Saturday, July 11, 2020

Pure Corruption

Why did President Trump grant clemency to the guilty Roger Stone? Because Stone had the goods on him on the Russian hacking scandal and threatened to spill them.

David Frum lays out all the details in "Stone Walks Free in One of the Greatest Scandals in American History" in The Atlantic.
Stone was accused of—and convicted of—lying to Congress about his role in the WikiLeaks matter. Since Stone himself would have been in no legal jeopardy had he told the truth, the strong inference is that he lied to protect somebody else. Just today, this very day, Stone told the journalist Howard Fineman why he lied and whom he was protecting. “He knows I was under enormous pressure to turn on him. It would have eased my situation considerably. But I didn’t.” You read that, and you blink. As the prominent Trump critic George Conway tweeted: “I mean, even Tony Soprano would have used only a pay phone or burner phone to say something like this.” Stone said it on the record to one of the best-known reporters in Washington. In so many words, he seemed to imply: I could have hurt the president if I’d rolled over on him. I kept my mouth shut. He owes me.
Read all the rest of the filthy details.

Trump should be impeached over this.

1 comment:

OnymousGuy said...

Since Stone’s crime was commuted, not pardoned, The reason is corrupt, like everything this reverse Midas touches.

Kevin Drum wrote this in Mother Jones:
“ ...Why the second-class treatment of a commutation instead of a pardon? Wasn’t Stone important enough for a pardon?

But wait. Someone who gets a pardon can no longer invoke the Fifth Amendment as a justification for refusing to testify in court.

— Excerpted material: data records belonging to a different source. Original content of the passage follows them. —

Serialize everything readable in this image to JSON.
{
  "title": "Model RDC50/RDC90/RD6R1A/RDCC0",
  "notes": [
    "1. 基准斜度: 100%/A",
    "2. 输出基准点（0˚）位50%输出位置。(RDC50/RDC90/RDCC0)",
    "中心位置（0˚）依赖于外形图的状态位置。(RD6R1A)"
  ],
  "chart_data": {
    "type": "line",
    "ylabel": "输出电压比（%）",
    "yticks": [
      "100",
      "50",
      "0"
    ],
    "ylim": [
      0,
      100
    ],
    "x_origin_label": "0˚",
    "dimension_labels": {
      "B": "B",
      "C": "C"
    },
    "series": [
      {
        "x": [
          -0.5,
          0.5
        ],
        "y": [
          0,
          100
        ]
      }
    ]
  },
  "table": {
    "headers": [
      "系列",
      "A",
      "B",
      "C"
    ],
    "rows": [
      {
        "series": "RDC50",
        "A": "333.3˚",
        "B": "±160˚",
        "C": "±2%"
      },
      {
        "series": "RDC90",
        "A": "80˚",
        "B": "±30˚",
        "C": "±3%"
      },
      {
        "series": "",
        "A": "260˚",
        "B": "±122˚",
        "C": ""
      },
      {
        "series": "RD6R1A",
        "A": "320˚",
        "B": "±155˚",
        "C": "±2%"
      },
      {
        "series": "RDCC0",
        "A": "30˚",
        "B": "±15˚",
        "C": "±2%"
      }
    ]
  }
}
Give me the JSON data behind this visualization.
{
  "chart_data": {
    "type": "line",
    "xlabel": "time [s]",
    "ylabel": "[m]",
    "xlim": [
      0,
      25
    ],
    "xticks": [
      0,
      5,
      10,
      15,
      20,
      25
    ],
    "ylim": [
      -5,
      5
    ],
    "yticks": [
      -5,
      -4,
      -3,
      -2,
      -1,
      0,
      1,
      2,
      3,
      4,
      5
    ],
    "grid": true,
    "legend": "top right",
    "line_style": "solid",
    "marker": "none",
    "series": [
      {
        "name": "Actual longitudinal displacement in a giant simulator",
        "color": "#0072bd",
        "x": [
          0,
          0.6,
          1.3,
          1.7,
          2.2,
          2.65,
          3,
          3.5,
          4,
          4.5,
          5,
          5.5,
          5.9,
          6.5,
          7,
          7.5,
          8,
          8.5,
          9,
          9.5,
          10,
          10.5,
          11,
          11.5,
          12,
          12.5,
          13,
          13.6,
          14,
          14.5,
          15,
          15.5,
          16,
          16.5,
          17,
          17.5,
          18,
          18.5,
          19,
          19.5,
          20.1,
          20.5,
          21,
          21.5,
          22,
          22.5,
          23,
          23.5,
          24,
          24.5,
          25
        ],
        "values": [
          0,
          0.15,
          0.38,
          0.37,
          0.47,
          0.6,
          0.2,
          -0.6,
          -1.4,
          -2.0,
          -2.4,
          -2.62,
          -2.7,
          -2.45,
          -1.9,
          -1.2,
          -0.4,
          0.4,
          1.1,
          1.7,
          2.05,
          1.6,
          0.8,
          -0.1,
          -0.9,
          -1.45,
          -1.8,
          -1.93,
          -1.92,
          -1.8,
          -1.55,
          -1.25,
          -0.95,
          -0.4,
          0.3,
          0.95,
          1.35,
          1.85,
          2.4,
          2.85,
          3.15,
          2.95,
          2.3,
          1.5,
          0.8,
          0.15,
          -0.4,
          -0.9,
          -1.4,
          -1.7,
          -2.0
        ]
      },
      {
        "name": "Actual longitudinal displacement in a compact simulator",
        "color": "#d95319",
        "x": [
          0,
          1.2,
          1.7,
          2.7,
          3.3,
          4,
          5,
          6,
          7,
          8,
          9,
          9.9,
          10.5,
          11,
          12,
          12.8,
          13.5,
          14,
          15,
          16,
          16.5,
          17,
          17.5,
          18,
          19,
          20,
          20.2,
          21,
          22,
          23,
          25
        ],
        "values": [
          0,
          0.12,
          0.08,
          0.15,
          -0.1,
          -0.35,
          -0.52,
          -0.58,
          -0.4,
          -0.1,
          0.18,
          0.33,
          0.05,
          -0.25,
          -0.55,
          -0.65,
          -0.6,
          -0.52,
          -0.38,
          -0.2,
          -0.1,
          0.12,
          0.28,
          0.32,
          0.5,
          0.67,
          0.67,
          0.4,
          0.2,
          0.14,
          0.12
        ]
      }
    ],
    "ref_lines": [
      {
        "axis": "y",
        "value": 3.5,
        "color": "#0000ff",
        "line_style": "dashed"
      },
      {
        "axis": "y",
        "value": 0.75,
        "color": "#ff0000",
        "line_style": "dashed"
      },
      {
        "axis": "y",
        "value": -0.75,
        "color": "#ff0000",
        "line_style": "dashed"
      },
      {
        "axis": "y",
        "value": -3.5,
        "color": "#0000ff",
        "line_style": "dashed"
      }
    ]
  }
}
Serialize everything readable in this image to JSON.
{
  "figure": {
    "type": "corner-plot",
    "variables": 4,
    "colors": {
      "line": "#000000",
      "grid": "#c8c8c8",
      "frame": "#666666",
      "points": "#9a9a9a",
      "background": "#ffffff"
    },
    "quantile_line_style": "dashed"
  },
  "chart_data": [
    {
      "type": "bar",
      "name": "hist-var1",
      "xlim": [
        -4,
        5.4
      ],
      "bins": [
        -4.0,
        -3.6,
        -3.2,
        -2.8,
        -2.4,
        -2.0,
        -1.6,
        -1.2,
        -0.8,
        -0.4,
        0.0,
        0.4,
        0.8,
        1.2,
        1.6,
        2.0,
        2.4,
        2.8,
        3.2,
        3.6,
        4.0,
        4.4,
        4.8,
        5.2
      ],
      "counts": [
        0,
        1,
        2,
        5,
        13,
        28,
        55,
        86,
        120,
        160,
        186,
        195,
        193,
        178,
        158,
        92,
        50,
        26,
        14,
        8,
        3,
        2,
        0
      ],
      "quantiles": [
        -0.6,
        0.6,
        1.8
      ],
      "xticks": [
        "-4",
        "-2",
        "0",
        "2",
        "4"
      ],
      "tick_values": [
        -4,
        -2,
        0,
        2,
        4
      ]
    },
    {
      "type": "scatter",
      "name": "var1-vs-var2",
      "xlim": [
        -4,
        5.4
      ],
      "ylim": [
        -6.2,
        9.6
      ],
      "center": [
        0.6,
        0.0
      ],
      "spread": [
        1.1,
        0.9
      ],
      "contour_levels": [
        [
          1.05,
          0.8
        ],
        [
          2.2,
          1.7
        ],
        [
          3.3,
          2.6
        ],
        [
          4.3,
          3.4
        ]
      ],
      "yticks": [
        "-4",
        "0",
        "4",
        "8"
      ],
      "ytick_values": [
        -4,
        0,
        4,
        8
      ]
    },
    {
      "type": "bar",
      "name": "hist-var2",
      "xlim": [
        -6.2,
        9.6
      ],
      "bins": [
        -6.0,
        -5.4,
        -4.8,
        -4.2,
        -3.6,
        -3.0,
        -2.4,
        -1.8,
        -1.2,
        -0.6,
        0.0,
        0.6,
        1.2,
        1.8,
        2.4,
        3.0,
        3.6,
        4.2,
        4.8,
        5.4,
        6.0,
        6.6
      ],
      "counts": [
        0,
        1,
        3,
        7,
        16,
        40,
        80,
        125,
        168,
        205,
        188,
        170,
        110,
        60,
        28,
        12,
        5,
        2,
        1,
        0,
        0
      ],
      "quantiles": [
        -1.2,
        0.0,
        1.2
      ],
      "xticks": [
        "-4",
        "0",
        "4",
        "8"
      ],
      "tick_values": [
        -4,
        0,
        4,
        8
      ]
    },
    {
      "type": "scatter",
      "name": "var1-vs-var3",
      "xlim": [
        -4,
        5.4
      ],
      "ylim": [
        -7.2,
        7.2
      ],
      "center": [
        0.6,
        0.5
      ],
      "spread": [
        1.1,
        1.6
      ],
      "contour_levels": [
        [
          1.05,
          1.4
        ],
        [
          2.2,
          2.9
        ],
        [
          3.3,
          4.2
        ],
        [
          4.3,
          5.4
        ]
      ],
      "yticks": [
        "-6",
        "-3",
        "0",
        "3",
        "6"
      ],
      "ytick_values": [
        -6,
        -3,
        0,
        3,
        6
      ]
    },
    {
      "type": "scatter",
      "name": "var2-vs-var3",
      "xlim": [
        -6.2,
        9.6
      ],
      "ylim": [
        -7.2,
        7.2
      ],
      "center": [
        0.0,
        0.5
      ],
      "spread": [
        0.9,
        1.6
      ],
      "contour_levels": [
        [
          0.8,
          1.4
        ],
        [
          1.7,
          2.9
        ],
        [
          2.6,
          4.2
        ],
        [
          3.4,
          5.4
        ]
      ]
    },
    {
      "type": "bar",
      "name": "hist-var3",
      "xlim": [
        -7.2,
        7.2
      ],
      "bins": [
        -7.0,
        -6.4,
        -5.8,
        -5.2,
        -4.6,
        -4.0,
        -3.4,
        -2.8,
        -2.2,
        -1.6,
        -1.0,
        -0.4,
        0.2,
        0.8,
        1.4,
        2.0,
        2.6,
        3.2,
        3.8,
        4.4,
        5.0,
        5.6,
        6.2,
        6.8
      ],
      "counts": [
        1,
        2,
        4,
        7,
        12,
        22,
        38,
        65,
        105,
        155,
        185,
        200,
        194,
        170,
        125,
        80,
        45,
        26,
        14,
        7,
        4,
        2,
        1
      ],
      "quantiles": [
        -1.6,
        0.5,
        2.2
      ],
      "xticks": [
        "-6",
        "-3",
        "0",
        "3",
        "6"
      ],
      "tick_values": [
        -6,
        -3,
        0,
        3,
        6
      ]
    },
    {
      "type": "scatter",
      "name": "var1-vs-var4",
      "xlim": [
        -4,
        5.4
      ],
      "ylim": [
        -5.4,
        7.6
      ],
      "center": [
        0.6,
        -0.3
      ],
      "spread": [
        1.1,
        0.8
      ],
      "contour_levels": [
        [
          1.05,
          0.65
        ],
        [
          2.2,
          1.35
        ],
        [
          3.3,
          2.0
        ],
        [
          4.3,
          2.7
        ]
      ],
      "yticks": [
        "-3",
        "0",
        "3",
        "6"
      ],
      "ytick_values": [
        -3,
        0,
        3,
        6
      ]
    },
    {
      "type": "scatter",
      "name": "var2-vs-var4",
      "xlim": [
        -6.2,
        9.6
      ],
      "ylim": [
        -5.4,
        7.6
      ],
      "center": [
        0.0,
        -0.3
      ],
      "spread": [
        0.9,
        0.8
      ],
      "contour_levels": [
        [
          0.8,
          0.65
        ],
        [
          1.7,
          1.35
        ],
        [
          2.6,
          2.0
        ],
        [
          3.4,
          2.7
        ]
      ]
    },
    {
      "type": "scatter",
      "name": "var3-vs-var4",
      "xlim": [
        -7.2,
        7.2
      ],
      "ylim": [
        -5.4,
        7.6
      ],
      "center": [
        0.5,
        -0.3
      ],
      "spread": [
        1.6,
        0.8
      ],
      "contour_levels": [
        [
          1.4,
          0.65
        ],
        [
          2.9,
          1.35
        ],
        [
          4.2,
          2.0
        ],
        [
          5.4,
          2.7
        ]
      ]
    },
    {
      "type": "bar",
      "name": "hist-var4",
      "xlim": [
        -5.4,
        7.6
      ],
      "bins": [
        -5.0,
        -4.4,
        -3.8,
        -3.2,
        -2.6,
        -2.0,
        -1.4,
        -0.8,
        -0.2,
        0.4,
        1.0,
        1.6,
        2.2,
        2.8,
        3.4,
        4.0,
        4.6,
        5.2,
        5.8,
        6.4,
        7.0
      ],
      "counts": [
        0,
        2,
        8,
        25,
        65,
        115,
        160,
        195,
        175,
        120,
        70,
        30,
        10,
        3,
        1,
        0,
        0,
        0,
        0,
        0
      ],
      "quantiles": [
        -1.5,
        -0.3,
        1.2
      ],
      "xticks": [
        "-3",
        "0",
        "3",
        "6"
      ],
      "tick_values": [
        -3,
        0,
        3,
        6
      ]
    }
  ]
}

If Stone were called in some other case, he’d be required to spill any beans he had. But if I understand the law correctly, a commutation is more limited. The conviction stands, and the possibility of putting yourself in further jeopardy remains. Thus your Fifth Amendment rights stand.

So if you wanted to help out a buddy, but you also wanted to make sure he couldn’t be forced to provide dangerous testimony in the future, commutation sure seems like the best bet, doesn’t it?”